Da sind für mich zwei Teile am Auto wichtig, die auch sonst beim Autofahren unverzichtbar sind: der Innen- und Außenspiegel. Ein Autofahrer, der diese Spiegel nicht benutzt, läuft Gefahr, sich und andere zu gefährden. Die Spiegel helfen, beim Straßenverkehr auf die anderen Verkehrsteilnehmer Rücksicht zu nehmen. Sie helfen uns, dass wir einen Blick nach hinten haben. Nun in modernen Autos gibt es mittlerweile sogar eingebaute Kameras mit Bildschirm. Die Sicht nach hinten ist darum wichtig, damit wir wahrnehmen, was sich um unser Auto herum abspielt. Wichtig ist es zum Beispiel beim Überholen zu wissen, ob man von hinten freie Fahrt hat. Wer eine gute Fahrt haben will, muss zurückschauen.
Aber auch das ist wichtig: Beim Blick in die Spiegel müssen wir den Kopf bewegen. Und unser Kopf muss in Bewegung bleiben, damit wir beim Autofahren richtig handeln können.
Eine Geschichte, wo es um einen starren oder besser fest gedrehten Hals geht, lesen wir im 2. Mosebuch, Kapitel 34
Textlesung: 2.Mose 34,4-10
Und Mose hieb zwei steinerne Tafeln zurecht, wie die ersten waren, und stand am morgen früh auf und stieg auf den Berg Sinai, wie ihm der HERR geboten hatte, und nahm die zwei steinernen Tafeln in seine Hand. Da kam der HERR hernieder in einer Wolke, und Mose trat daselbst zu ihm und rief den Namen des HERRN an.
Und der HERR ging vor seinem Angesicht vorüber, und er rief aus: HERR, HERR, Gott, barmherzig und gnädig und geduldig und von großer Gnade und Treue, der da Tausenden Gnade bewahrt und vergibt Missetat, Übertretung und Sünde, aber ungestraft lässt er niemand, sondern sucht die Missetat der Väter heim an Kindern und Kindeskindern bis ins dritte und vierte Glied!
Und Mose neigte sich eilends zur Erde und betete an und sprach: Hab ich, HERR, Gnade vor deinen Augen gefunden, so gehe der Herr in unserer Mitte, denn es ist ein halsstarriges Volk; und vergib uns unsere Missetat und Sünde und lass uns dein Erbbesitz sein.

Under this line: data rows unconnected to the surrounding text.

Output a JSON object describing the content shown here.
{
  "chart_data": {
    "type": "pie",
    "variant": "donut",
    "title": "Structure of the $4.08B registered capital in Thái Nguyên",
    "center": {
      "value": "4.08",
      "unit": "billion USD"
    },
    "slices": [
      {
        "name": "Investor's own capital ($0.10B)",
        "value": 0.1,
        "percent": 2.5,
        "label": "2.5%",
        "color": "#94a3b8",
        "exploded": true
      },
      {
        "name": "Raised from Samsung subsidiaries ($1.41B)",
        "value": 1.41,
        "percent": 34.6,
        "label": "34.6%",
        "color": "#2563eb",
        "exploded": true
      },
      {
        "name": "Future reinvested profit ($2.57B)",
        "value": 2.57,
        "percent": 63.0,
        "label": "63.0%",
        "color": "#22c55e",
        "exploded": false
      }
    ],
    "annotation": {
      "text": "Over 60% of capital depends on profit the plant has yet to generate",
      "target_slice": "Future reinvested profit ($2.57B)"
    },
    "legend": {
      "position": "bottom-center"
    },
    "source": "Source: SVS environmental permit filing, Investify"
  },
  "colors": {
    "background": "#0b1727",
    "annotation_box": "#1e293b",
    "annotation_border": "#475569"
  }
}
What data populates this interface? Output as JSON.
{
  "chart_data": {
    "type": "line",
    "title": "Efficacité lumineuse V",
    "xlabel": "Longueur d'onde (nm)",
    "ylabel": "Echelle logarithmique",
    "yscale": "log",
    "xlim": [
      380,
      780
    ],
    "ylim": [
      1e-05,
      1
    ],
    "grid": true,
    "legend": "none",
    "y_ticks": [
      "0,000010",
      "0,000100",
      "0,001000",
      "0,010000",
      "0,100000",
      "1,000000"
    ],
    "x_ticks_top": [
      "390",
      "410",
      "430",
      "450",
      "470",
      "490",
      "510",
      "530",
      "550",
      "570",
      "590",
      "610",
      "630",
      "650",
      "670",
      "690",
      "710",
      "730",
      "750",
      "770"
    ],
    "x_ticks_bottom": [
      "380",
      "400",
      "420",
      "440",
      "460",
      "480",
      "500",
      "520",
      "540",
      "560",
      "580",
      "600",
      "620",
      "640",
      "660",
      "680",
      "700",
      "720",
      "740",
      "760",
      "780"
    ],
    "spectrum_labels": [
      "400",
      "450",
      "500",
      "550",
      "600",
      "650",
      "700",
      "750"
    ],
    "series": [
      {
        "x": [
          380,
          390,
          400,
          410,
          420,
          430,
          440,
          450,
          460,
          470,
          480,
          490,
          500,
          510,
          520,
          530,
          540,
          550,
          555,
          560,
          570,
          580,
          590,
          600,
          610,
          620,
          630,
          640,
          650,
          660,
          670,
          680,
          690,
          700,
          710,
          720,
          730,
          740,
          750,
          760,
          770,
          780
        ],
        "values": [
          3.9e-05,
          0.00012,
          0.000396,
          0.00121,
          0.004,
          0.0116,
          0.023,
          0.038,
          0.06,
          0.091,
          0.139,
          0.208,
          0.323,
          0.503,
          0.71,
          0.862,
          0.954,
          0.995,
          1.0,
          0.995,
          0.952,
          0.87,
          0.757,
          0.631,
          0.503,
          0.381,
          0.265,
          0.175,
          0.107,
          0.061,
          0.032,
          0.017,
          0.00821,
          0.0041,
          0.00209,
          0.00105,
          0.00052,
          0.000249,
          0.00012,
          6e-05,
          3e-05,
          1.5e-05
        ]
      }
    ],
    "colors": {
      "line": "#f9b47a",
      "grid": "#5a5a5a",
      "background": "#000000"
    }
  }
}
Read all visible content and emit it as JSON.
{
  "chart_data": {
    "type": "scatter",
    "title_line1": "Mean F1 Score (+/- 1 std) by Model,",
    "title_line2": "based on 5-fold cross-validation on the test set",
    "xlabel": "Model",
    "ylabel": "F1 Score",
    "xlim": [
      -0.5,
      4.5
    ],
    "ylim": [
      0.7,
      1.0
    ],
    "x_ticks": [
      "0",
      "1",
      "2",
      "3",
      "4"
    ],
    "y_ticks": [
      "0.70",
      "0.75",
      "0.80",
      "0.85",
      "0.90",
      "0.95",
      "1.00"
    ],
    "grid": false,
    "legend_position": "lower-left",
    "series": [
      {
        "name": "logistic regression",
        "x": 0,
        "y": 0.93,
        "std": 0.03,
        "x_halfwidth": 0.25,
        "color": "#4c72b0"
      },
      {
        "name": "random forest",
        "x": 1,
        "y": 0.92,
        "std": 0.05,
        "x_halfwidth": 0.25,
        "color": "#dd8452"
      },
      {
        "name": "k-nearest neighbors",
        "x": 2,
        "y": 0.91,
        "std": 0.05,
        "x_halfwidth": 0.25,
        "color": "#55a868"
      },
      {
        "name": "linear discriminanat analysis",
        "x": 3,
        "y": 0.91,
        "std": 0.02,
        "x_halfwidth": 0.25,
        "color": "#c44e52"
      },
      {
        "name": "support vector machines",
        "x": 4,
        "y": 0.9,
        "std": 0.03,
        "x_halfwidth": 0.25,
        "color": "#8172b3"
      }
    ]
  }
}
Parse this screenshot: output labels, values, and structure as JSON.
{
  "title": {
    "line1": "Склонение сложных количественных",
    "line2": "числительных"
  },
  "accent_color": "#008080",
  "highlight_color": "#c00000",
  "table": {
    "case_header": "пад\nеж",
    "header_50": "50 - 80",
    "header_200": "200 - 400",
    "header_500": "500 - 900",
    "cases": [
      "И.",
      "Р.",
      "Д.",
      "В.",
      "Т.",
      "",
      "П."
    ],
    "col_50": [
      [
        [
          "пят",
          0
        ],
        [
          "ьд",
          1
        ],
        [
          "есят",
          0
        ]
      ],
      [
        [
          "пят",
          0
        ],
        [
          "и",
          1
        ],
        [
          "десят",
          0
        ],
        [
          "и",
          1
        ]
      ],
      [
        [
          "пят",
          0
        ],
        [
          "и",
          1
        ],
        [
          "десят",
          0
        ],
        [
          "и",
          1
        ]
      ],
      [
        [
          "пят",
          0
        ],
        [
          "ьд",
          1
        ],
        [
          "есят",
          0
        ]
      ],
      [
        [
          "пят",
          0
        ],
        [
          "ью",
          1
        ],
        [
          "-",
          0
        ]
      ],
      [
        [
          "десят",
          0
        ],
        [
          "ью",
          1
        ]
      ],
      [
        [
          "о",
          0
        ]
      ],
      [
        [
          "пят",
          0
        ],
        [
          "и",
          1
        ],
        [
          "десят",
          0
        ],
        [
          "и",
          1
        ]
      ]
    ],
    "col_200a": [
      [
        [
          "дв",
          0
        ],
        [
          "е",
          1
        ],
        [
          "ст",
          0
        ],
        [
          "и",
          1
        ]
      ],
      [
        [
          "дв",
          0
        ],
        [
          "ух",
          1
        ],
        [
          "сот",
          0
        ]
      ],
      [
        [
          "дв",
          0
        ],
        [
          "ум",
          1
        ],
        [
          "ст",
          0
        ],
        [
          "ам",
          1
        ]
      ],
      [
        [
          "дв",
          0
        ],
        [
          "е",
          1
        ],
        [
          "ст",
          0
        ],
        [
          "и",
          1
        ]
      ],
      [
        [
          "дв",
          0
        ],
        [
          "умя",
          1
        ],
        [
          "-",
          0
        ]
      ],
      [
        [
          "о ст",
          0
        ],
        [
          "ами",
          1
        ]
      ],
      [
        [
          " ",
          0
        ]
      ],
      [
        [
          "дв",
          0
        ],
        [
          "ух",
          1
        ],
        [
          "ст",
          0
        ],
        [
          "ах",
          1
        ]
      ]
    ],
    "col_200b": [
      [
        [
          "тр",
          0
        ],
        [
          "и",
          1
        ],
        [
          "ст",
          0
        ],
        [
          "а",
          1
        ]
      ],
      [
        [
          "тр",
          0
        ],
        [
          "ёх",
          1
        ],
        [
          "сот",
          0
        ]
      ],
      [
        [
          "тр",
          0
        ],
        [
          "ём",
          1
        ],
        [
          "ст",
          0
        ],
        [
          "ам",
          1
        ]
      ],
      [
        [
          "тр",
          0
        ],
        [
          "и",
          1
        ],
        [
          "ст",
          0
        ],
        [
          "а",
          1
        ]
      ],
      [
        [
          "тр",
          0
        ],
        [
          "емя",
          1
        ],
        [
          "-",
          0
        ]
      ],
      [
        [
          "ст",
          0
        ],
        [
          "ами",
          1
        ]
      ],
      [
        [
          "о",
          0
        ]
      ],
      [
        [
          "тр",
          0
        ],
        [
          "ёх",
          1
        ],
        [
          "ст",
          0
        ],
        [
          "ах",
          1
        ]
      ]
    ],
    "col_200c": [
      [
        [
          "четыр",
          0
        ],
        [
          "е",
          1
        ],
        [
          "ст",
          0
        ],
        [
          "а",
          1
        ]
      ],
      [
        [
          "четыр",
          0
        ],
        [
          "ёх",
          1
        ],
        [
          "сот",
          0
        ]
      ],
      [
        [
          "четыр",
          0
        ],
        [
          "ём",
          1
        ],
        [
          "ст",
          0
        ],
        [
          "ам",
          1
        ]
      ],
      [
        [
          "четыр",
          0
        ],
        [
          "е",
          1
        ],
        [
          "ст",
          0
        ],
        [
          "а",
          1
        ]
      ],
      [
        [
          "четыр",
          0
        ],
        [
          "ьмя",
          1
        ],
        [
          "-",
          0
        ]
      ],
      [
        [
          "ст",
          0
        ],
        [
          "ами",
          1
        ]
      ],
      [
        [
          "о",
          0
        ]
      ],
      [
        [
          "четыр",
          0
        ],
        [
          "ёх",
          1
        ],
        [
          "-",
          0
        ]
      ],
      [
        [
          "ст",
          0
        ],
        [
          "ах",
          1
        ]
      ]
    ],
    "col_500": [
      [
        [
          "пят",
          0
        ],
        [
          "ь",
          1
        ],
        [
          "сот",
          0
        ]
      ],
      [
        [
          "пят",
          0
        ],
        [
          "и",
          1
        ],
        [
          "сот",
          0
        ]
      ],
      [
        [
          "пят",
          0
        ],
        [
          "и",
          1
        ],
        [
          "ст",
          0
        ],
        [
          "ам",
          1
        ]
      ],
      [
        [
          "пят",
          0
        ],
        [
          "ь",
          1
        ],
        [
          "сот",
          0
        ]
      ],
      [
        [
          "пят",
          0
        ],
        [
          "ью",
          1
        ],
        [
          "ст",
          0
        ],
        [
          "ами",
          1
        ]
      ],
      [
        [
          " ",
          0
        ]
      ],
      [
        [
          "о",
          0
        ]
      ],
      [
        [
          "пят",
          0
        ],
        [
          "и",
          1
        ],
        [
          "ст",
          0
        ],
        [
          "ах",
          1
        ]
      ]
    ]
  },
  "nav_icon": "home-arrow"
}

Und der HERR sprach: Siehe, ich will einen Bund schließen: Vor deinem ganzen Volk will ich Wunder tun, wie sie nicht geschehen sind in allen Landen und unter allen Völkern, und das ganze Volk, in dessen Mitte du bist, soll des HERRN Werk sehen; denn wunderbar wird sein, was ich an dir tun werde.
1. Der festgedrehte Hals
Mose beklagt sich bei Gott, dass das Volk einen festgedrehten Hals hat – oder wie wir in der Lutherübersetzung lesen, dass es halsstarrig ist.
Das Volk dreht den Kopf nicht mehr. Es kann nur noch in eine Richtung blicken – nämlich von Gott weg. Darum bezeichnet Mose das Volk als halsstarrig. Wörtlich steht im Urtext: der Hals ist fest gedreht. Sie hatten sich damals entschieden, ein goldenes Kalb zu gießen und dieses als Ersatzgott anzubeten. Sie wollten einen sichtbaren Gott haben. Sie wollten einen Gott haben, den man anfassen kann. Dessen man habhaft werden kann. Sie wollten einen Gott aus Materie haben.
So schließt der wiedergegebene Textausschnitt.